Minggu, 16 Januari 2011

sepotong tahupun tahu

Aku menduga moyangku tahu bongkahan di meja makan itu sungguhsungguh tahu, tentang benih, tunas, tumbuh, dipetik, dibawa ke pabrik, bunyi mesinmesin, menjadi bongkah putih, terendam perih, garam dan bumbu dapur, minyak mendidih di penggorengan, menjadi matang. Terhidang di meja makan, hingga akhirnya, sentuhan bibir dan lumatan lidahku.

Maka dia diberi nama tahu, karena sungguhsungguh tahu tentang waktu. Tak ada yang begitu saja menjadi tahu, pun tidak sepotong tahu.

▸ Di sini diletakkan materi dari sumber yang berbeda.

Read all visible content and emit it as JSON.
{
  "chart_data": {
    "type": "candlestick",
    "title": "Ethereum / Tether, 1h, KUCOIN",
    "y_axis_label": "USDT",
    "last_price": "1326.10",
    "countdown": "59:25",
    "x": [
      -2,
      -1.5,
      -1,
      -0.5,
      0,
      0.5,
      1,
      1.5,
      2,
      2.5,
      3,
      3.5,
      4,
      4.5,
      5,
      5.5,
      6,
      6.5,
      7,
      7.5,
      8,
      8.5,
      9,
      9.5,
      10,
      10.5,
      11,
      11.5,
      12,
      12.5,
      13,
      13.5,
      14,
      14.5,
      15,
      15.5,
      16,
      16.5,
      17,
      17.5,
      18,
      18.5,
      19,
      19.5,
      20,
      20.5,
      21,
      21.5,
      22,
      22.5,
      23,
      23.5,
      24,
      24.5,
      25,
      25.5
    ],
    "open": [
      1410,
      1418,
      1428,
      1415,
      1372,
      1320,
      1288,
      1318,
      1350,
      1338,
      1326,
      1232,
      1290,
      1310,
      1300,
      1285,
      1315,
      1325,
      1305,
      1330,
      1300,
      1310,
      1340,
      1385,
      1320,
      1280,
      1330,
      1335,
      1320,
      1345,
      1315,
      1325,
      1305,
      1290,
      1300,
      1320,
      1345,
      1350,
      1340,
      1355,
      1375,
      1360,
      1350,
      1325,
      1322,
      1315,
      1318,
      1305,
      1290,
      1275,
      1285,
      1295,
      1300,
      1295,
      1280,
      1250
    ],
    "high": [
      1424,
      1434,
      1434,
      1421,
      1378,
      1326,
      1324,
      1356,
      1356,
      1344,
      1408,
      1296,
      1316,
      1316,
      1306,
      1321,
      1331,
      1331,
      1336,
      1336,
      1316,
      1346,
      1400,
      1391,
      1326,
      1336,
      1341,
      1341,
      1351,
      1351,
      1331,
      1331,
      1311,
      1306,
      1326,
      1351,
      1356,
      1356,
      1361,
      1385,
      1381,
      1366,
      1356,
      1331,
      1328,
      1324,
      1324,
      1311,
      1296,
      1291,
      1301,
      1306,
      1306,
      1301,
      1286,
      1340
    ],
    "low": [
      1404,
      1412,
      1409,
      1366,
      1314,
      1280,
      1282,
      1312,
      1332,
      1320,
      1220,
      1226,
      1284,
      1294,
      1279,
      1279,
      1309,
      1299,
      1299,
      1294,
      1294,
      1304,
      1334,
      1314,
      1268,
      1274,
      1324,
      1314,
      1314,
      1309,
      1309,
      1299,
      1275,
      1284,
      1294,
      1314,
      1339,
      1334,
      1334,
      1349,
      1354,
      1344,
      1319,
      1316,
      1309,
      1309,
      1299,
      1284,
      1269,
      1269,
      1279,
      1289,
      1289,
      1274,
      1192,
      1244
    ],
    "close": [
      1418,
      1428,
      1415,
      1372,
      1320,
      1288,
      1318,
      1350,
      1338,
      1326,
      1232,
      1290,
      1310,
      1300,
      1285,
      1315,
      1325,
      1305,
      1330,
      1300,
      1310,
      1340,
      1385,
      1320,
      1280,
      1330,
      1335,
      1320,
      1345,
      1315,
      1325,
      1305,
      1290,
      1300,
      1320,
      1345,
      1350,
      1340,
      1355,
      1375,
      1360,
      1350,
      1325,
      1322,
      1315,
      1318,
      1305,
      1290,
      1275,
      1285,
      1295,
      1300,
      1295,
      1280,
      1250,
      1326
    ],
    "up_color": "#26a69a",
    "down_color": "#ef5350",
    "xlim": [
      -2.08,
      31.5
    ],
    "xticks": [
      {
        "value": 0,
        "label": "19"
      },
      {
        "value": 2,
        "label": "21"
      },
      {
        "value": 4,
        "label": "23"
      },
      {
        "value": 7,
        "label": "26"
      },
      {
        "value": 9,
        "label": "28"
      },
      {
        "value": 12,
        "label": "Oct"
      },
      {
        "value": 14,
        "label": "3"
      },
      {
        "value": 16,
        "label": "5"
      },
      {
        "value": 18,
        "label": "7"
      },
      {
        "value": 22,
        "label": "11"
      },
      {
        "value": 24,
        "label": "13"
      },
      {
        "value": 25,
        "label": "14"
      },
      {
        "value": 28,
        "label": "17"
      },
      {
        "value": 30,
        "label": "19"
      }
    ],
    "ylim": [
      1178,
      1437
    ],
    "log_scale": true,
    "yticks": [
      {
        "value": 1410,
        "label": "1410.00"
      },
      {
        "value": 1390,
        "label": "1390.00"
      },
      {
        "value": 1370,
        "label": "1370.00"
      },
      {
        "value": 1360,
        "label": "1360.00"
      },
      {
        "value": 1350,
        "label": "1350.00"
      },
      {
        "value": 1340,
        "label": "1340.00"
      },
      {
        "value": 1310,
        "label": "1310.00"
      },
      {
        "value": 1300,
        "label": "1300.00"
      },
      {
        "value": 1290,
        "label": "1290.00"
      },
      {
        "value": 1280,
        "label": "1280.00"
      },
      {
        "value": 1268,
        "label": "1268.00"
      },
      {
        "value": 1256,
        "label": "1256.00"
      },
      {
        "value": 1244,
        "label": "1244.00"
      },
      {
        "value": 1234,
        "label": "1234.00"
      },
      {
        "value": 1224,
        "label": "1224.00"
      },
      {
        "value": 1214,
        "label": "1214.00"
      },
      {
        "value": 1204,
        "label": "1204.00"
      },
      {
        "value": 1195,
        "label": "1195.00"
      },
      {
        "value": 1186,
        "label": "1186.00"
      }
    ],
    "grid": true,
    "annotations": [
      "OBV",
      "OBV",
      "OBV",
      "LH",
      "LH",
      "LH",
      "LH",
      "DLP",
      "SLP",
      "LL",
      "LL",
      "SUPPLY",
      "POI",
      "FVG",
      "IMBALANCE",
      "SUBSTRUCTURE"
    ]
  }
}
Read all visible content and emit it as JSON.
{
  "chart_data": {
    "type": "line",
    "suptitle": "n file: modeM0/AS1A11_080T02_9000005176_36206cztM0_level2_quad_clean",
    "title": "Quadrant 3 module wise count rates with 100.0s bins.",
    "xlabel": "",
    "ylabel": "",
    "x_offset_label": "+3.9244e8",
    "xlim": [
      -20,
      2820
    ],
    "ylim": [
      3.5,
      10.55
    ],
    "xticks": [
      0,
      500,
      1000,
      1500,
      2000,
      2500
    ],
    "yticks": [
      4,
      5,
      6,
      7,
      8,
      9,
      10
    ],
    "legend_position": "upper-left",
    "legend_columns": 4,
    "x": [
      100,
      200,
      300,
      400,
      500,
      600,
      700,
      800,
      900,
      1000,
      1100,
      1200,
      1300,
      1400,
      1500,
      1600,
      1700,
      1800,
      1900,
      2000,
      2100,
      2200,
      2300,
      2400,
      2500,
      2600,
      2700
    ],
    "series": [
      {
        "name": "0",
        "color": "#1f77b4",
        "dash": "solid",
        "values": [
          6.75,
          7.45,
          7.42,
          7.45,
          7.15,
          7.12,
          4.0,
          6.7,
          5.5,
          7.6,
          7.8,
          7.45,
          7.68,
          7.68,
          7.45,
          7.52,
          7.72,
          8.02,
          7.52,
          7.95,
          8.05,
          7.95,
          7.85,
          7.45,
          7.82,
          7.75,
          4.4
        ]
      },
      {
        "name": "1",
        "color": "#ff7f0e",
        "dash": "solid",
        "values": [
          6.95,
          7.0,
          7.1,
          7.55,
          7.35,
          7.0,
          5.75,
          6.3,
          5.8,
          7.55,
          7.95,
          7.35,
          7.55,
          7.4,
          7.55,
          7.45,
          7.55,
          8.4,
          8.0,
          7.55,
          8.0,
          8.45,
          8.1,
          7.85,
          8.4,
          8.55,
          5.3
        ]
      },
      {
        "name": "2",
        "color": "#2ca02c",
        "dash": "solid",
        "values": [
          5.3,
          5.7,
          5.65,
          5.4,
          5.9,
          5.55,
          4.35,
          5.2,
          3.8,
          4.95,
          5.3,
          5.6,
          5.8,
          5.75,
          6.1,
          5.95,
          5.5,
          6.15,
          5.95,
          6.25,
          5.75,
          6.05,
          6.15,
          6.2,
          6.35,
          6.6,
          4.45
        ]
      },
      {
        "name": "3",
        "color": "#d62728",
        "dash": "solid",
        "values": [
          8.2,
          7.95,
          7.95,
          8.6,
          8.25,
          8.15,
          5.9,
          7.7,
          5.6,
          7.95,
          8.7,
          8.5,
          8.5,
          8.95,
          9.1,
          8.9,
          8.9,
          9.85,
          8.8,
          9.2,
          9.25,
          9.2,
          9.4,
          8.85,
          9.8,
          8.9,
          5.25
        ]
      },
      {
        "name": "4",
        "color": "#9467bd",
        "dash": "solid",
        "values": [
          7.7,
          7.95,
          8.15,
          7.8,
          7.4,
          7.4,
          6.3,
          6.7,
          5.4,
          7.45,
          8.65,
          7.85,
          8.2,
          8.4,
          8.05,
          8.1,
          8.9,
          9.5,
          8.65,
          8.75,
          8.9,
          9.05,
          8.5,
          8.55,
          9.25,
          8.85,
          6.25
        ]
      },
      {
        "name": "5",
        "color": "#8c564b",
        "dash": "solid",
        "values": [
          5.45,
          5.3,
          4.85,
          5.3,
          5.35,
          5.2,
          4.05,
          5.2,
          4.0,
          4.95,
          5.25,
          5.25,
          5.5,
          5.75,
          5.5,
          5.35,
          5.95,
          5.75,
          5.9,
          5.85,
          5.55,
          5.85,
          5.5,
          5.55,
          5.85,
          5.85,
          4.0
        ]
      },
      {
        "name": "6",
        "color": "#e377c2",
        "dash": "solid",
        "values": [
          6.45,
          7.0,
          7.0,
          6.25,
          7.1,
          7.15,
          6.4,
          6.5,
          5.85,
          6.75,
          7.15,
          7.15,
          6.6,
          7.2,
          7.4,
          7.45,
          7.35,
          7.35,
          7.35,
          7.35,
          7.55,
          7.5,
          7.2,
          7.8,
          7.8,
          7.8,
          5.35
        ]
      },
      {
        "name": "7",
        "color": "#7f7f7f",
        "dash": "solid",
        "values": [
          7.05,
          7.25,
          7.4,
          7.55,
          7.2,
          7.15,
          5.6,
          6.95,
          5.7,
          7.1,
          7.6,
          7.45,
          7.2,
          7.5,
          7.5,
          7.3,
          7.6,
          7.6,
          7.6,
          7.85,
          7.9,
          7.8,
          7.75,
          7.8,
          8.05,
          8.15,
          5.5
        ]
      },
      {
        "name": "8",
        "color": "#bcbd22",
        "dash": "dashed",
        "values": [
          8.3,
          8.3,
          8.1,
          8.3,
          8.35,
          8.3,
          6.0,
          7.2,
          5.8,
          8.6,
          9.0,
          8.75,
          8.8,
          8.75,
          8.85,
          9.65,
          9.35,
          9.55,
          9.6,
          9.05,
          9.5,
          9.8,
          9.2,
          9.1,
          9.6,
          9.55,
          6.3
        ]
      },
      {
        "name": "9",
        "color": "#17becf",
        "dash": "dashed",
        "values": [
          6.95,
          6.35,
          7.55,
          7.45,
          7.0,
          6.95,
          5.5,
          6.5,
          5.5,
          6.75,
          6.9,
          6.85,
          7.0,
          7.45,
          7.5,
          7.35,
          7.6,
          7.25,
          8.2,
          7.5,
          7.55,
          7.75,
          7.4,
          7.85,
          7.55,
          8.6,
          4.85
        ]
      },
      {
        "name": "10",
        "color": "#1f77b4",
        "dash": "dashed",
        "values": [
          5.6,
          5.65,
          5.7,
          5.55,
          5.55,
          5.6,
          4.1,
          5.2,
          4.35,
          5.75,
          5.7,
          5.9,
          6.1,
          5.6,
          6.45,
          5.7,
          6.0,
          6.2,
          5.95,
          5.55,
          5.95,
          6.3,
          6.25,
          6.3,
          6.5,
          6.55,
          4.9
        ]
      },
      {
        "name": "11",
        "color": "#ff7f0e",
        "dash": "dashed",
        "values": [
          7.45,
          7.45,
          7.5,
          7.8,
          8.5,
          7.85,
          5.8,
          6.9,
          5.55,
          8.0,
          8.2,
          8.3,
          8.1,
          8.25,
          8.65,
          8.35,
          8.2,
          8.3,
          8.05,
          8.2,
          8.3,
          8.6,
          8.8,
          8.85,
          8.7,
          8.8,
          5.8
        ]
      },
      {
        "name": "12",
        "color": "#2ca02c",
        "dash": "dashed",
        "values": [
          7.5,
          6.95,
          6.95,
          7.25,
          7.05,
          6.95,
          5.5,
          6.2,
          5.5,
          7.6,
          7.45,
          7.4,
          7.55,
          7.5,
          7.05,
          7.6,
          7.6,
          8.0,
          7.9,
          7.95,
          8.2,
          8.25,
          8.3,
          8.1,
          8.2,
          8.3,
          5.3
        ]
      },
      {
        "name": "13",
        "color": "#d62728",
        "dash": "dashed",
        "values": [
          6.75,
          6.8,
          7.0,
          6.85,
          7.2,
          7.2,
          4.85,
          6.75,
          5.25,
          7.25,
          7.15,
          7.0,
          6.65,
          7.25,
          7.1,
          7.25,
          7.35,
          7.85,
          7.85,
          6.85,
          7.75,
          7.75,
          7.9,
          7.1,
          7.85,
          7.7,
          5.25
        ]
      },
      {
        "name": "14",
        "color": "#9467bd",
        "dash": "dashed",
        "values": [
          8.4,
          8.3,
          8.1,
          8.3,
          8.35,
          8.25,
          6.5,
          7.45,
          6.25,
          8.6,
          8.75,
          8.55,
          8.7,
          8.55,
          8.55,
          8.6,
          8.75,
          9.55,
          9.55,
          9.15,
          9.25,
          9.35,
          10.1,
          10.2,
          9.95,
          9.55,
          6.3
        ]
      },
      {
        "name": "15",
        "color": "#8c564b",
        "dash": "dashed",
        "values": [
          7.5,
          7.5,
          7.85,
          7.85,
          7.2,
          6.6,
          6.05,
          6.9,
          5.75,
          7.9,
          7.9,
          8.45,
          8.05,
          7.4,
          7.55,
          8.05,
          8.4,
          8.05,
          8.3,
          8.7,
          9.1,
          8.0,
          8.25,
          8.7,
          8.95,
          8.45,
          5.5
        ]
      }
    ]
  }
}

Sudah bertahuntahun kukenal tahu, malangnya baru kusadari aku tak tahu banyak tentang tahu. Sampai malam ini ada yang berbisik, mungkin lidahku, tanyakan pada tahu, tentang waktu, tentang putih yang bisu, tentang semua yang selalu kuacuhkan, purapura tak tahu, betapa panjang perjalanan sepotong tahu demi  mengisi perutku.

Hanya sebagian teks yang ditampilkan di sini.